Radical cross-coupling reactions represent a revolutionary tool to make C(sp³)–C and C(sp³)–heteroatom bonds by means of transition metals and photoredox or electrochemical approaches. However, the use of main-group elements to harness this type of reactivity has been little explored. Here we show how a low-valency bismuth complex is able to undergo one-electron oxidative addition with redox-active alkyl-radical precursors, mimicking the behaviour of first-row transition metals. This reactivity paradigm for bismuth gives rise to well-defined oxidative addition complexes, which could be fully characterized in solution and in the solid state.

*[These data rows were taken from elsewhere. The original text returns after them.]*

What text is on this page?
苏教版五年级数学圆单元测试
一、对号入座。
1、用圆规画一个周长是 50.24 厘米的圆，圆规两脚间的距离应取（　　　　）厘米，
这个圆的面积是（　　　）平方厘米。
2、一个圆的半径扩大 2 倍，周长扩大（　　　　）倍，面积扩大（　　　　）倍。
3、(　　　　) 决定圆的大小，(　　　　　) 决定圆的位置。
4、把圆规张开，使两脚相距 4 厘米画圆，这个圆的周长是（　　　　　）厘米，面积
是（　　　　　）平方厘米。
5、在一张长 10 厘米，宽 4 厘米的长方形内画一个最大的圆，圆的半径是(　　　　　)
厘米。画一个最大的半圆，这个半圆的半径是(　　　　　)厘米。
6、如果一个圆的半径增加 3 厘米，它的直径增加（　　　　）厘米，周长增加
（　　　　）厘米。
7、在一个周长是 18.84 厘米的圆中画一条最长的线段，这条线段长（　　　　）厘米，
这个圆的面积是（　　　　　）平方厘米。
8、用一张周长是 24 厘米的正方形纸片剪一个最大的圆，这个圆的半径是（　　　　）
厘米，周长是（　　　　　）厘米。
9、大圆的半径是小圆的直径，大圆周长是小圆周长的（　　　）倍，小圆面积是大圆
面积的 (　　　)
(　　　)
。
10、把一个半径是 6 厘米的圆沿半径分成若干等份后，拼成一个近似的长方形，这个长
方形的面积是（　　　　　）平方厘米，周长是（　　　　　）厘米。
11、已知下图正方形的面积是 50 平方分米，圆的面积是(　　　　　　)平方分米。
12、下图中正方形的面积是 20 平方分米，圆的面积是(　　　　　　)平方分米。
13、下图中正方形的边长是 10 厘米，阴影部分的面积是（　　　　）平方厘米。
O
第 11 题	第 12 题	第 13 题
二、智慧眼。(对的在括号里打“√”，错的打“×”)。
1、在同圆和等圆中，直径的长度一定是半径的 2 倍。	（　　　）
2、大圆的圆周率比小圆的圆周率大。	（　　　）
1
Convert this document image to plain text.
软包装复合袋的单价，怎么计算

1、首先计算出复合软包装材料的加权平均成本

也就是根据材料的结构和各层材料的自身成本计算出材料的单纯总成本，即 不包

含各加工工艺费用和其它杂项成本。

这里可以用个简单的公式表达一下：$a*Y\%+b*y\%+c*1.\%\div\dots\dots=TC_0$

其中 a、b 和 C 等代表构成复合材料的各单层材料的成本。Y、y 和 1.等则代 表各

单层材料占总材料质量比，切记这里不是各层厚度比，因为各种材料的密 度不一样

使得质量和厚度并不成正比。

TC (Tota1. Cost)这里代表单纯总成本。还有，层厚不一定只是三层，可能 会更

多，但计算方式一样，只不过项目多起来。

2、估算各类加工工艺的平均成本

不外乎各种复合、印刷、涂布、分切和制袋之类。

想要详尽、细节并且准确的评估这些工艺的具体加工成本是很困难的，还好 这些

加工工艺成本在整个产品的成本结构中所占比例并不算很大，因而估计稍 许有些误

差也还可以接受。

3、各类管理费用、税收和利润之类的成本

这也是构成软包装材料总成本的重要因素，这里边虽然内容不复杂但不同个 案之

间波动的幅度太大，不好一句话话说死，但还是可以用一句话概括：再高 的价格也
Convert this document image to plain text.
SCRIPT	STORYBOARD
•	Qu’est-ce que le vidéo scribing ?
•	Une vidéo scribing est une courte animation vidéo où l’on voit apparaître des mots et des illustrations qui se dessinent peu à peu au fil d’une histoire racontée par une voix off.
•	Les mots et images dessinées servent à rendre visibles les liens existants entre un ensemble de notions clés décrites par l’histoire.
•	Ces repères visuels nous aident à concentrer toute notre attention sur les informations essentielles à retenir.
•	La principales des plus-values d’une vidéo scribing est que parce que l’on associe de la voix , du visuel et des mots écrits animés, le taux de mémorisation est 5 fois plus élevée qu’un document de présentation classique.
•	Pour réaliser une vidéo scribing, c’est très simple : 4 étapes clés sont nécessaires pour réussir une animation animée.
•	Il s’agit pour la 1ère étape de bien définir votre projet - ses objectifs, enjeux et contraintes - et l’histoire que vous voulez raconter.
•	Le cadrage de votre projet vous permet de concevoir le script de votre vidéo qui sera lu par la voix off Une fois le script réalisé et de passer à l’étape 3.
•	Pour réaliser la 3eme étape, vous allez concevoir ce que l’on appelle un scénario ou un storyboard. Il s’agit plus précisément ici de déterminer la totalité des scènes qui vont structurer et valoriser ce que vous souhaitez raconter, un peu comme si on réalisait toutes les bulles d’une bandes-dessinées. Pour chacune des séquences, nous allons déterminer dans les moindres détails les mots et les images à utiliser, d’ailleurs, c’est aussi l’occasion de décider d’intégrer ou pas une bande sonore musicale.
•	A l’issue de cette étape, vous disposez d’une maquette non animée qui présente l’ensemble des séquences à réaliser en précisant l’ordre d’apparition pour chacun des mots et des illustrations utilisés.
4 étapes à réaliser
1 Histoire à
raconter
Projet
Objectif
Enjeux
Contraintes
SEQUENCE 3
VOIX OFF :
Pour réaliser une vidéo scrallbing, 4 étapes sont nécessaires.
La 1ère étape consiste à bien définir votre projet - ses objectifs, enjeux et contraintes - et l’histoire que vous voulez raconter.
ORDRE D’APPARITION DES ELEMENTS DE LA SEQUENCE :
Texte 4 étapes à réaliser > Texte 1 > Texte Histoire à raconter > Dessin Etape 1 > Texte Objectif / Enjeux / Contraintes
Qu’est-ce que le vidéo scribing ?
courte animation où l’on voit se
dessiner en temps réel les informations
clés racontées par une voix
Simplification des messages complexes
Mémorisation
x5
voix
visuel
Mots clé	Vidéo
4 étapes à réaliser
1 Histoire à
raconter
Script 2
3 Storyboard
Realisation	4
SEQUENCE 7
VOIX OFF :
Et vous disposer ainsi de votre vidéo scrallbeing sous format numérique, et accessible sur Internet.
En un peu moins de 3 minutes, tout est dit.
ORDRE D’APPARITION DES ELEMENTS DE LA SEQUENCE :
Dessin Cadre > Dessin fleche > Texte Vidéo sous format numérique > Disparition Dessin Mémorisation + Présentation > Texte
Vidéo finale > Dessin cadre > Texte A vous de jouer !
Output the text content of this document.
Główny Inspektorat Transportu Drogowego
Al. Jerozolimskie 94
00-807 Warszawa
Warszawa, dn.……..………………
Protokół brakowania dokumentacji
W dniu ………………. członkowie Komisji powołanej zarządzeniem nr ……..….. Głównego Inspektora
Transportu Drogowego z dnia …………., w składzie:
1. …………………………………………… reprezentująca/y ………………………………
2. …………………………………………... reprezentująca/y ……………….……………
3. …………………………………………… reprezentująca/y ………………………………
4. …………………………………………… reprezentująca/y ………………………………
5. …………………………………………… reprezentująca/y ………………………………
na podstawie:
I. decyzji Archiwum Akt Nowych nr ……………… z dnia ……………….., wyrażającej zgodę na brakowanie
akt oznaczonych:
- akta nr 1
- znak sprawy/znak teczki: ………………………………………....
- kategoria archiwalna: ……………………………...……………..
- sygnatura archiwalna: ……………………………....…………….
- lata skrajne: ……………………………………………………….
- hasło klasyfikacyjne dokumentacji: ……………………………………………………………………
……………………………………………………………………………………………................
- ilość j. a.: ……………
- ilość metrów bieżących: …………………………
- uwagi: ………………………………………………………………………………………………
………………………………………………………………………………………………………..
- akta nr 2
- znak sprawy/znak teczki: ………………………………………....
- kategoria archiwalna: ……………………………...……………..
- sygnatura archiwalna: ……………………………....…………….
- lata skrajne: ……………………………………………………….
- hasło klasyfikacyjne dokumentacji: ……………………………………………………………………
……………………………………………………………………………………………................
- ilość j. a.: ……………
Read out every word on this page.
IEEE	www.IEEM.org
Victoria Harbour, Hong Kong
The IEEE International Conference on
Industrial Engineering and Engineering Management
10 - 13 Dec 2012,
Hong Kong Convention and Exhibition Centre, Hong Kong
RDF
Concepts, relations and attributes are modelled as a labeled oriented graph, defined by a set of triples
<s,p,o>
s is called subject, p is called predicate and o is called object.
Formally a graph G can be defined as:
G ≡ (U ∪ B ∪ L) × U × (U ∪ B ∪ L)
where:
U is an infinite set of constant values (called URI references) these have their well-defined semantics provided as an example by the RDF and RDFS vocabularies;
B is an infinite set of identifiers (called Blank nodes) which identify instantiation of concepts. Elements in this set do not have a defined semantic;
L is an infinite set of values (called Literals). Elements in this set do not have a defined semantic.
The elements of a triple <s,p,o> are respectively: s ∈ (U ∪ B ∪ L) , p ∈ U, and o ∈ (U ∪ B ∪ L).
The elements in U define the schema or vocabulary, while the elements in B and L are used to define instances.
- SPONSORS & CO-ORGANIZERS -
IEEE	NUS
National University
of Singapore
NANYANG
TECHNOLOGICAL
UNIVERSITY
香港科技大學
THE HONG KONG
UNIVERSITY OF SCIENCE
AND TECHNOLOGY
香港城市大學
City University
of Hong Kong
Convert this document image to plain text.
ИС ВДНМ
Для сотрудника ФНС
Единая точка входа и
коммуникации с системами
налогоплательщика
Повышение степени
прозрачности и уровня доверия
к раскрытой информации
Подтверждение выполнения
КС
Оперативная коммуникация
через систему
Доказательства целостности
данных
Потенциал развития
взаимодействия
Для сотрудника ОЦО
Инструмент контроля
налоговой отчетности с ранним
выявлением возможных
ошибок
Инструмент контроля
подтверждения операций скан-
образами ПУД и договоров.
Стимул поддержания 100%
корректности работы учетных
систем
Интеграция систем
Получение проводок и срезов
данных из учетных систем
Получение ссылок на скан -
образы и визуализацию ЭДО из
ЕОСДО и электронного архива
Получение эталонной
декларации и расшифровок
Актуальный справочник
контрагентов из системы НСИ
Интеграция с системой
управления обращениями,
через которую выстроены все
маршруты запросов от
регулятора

The resulting Bi(III)–C(sp³) intermediates display divergent reactivity patterns depending on the α-substituents of the alkyl fragment. Mechanistic investigations of this reactivity led to the development of a bismuth-catalysed C(sp³)–N cross-coupling reaction that operates under mild conditions and accommodates synthetically relevant NH-heterocycles as coupling partners.

自由基交叉偶联反应是通过过渡金属和光氧化还原或电化学方法形成 C( sp ³ )–C 和 C( sp ^{3 )– 杂原子键的革命性工具。}然而，使用主族元素来利用这种类型的反应性的探索却很少。在这里，我们展示了低价铋配合物如何能够与氧化还原活性烷基自由基前体进行单电子氧化加成，模仿第一行过渡金属的行为。铋的这种反应范式产生了明确的氧化加成络合物，可以在溶液和固态中对其进行充分表征。所得的 Bi(III)–C( sp ³ ) 中间体根据烷基片段的 α-取代基表现出不同的反应模式。对这种反应性的机理研究导致了铋催化的 C( sp ³ )-N 交叉偶联反应的发展，该反应在温和条件下进行，并容纳合成相关的 NH-杂环作为偶联伙伴。